Missouri group hangs by hooks for fun, neighbor objects

SPRINGFIELD, Mo. (AP) — A Springfield group that meets monthly to hang in the air from hooks threaded under their skin is looking for an indoor venue for their pastime, after a neighbor objected because the group was hanging from a tree within sight of his house.

The Anti-Gravity Relaxation Organization of Springfield has been meeting monthly since August at a home of one of the members. They hang by hooks threaded under the skin of their backs and knees from a tree in the home's yard.

That's not far from where Aaron King lives with his family, including two young children. He says he doesn't want the group to be banned, but he thinks they should hold their suspensions someplace where others can't see them, The Springfield News-Leader reported (http://bit.ly/ppdbuu) .

"My concern ... is that I don't think anyone should be forced into a situation where they have to view this activity, or keep their kids inside so they don't see it," said King.
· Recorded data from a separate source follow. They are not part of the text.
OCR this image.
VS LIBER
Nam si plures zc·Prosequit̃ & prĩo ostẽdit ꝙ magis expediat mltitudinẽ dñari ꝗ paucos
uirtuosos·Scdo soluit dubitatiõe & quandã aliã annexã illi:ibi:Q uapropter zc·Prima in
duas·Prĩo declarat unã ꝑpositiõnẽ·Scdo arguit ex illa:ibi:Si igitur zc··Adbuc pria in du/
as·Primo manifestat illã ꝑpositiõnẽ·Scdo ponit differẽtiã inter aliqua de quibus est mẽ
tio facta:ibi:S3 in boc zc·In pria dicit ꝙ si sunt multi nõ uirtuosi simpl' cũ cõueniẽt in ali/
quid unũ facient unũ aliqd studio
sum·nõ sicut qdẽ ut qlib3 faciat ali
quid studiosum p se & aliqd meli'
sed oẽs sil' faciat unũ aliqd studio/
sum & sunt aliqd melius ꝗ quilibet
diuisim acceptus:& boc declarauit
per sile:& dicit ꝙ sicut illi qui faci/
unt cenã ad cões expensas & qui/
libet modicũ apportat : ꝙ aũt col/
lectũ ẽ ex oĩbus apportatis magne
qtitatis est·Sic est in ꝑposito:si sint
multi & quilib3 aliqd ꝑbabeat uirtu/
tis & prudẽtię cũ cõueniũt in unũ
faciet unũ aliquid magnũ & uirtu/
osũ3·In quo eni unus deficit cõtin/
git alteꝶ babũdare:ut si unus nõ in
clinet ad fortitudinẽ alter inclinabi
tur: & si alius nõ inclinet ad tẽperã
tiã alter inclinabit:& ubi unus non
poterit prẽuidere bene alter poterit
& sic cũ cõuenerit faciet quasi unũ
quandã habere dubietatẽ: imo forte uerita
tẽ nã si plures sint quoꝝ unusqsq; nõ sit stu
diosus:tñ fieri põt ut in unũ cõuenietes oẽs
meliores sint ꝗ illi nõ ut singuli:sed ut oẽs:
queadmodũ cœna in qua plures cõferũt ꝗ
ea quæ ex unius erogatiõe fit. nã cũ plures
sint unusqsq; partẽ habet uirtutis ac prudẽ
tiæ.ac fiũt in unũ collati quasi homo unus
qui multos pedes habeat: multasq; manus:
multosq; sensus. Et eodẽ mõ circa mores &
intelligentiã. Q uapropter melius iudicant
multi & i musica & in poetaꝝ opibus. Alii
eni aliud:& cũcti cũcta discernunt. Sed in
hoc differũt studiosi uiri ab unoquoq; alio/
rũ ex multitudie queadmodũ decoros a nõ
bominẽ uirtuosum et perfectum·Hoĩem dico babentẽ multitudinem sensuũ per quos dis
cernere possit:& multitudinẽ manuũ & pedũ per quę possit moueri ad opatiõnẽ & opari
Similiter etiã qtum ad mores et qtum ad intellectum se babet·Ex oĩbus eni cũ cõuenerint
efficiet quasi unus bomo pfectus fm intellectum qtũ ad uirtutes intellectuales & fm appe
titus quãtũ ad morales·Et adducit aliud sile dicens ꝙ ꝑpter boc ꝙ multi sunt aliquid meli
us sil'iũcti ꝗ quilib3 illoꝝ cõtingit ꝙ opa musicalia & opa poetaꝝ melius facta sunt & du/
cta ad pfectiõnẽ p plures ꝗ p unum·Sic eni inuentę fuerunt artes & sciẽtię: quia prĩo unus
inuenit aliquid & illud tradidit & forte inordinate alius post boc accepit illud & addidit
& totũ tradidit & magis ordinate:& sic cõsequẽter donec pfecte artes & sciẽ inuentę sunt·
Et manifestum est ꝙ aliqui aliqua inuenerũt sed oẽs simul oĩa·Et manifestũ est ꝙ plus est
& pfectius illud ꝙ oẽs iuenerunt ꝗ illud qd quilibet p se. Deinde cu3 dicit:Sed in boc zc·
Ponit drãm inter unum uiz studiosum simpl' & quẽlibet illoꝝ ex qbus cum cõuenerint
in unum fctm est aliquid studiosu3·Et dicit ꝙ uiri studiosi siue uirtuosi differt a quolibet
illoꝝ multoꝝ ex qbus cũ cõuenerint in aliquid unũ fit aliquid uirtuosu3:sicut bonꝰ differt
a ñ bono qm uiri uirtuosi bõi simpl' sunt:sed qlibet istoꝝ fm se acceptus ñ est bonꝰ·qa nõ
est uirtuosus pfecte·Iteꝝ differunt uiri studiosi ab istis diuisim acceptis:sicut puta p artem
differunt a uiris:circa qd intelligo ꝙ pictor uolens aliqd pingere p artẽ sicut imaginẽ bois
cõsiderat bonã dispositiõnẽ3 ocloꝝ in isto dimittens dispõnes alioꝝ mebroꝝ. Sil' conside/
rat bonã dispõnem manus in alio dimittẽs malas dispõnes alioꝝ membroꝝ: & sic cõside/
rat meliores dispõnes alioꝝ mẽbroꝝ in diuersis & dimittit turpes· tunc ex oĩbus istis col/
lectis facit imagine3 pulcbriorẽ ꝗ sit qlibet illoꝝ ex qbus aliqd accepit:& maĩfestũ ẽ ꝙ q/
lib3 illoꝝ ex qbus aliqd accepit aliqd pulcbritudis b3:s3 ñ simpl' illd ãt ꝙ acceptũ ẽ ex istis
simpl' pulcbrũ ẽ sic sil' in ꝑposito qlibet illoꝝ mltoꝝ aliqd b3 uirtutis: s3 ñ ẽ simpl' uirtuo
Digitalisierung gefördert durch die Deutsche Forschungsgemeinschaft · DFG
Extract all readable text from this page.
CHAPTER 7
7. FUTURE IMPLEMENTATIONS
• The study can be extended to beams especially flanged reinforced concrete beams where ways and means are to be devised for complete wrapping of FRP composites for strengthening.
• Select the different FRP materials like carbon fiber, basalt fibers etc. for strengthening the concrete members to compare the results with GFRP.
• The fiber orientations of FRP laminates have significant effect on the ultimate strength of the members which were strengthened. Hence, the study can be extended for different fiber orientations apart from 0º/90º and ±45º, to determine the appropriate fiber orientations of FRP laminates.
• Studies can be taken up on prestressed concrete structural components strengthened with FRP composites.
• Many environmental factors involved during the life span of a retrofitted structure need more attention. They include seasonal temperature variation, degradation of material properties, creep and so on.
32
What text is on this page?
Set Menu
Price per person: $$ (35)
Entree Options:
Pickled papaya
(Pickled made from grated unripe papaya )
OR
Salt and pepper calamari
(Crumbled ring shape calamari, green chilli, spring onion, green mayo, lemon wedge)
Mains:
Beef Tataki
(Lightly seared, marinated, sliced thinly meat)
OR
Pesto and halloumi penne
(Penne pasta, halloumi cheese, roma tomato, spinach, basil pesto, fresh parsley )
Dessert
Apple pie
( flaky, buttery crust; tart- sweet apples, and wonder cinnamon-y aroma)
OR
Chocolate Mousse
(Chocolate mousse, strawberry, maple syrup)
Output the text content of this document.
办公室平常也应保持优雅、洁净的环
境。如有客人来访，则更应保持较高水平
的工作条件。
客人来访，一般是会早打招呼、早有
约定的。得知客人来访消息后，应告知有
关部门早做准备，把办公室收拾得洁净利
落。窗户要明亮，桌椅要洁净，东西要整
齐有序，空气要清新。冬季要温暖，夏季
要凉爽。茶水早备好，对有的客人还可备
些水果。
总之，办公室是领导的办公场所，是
He has discovered that there is no local or state regulation to stop AGRO from practicing body suspension in public. He's been told that if the group isn't charging for the activity, it isn't required to be licensed.

"I'm not trying to stop them from doing it, or stop people from watching by choice," he said. "I'm just concerned about where it's allowed to happen, really."

A co-founder of the group, Shane Shields, acknowledges that body suspension isn't for everyone.

"There is pain involved with it, but the pain's really not as bad as it appears," he said. "For some people it's very spiritual, for others it's just something that's fun."

King contacted Springfield councilman Nick Ibarra, who has asked the city law department to draft an ordinance addressing the practice.

"There is a delicate balance of property rights here," he said, noting that he doesn't want to infringe on tattoo or piercing businesses or dictate what AGRO members can do in their backyard. "At the same time they're doing it in full view of all their neighbors."

Ibarra said he hopes the ordinance, which will be modeled after one from Anoka, Minn., will ensure health and safety standards while balancing the interests of all involved.

"If they don't mind doing it inside a private residence or business, I don't think there will be any problem with what I want to do," said Ibarra. He worries complaints could move "from neighborhood to neighborhood" if outdoor suspensions continue.

Shields said AGRO's members are willing to make some concessions but he doesn't think outdoor suspensions should be totally banned.

"(King) had never come over to talk to us about it," he said, adding that the first the group knew of the complaint was when a police officer showed up at an Oct. 1 gathering. "Had we known there was any kind of issue ... we would have had no problem taking it down for the day."

Shields said the group is looking for an indoor venue to hold its monthly meetings.

He said the group isn't opposed to regulation "whatsoever when it comes to the piercing side of it and the rigging side of it."

"We are totally fine with that because this is something you can get hurt doing, especially if it's not done properly."

Shields said the group plans to check with neighbors before selecting any future sites for outdoor meetings, but he thinks that should remain an option.

"We're not out there to upset anybody or anything like that, but we do like doing it outside and we're not hurting anybody," he said. "At the same time, we understand it's something people don't see every day."